Dashboards vs. Reports in Google Analytics

Analytics

If you didn’t already know how much we love data, dashboards, and reports at Whole Whale, then welcome! You must be new here. Building a data culture at your organization doesn’t happen overnight, but we believe one of the first steps is making data as accessible as possible to everyone in your organization. What better place to start reviewing your website data than Google Analytics? The platform comes with lots of built-in tools that make it easy to compile, analyze, and share data with different people in your organization who can then use it to make strategic decisions. Today, we’ll be comparing two of our most used tools in Google Analytics: Dashboards vs. reports.

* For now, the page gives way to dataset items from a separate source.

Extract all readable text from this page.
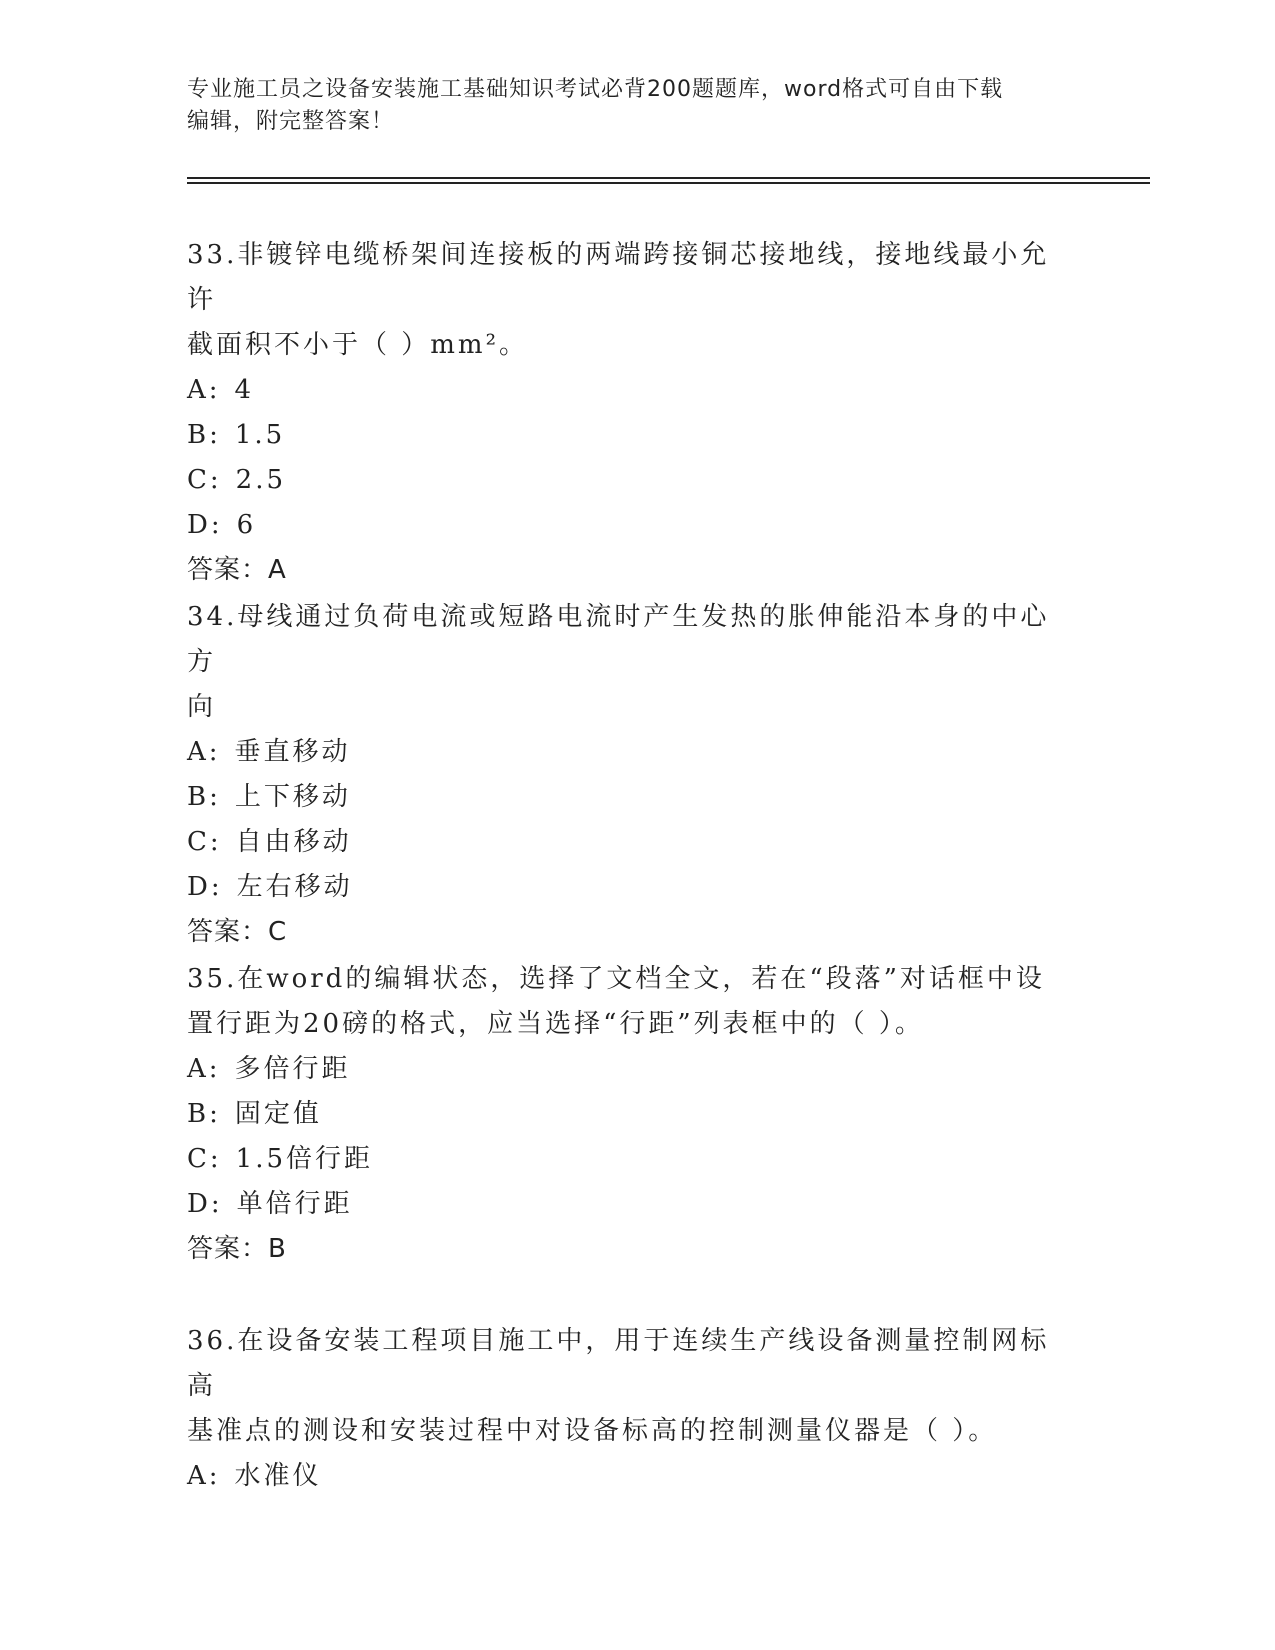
专业施工员之设备安装施工基础知识考试必背200题题库，word格式可自由下载
编辑，附完整答案！

33.非镀锌电缆桥架间连接板的两端跨接铜芯接地线，接地线最小允许

截面积不小于（ ）mm²。

A: 4

B: 1.5

C: 2.5

D: 6

答案：A

34.母线通过负荷电流或短路电流时产生发热的胀伸能沿本身的中心方

向

A: 垂直移动

B: 上下移动

C: 自由移动

D: 左右移动

答案：C

35.在word的编辑状态，选择了文档全文，若在“段落”对话框中设

置行距为20磅的格式，应当选择“行距”列表框中的（ ）。

A: 多倍行距

B: 固定值

C: 1.5倍行距

D: 单倍行距

答案：B

36.在设备安装工程项目施工中，用于连续生产线设备测量控制网标高

基准点的测设和安装过程中对设备标高的控制测量仪器是（ ）。

A: 水准仪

Pros of Google Analytics Dashboards

Data visualization

A a major pro of Google Analytics dashboards is that they allow you to put data into aesthetically pleasing, customizable, and easily digestible graphs and charts. Who doesn’t love a pretty chart? Numbers can be intimidating, especially to those who aren’t in the weeds every day. Make sure the data you’re pulling is formatted in a way that your specific audience can understand it.

Keep track of your KPIs

Dashboards do a great job at highlighting top level statistics and comparing them to a previous period. Did your Google Ads spend increase over the previous period? Are people staying on your content longer since you made those site updates? Dashboards do a great job of highlighting these key performance indicators that can help you quickly see if you’ve met your goals.   

Dynamically pull in data

Google Analytics dashboards can be built on a specific framework (i.e. how your organic traffic is performing), but can then easily pull data from specific time periods. For example, you can change the date to when a certain campaign was running, to dynamically update data and make it easier to understand.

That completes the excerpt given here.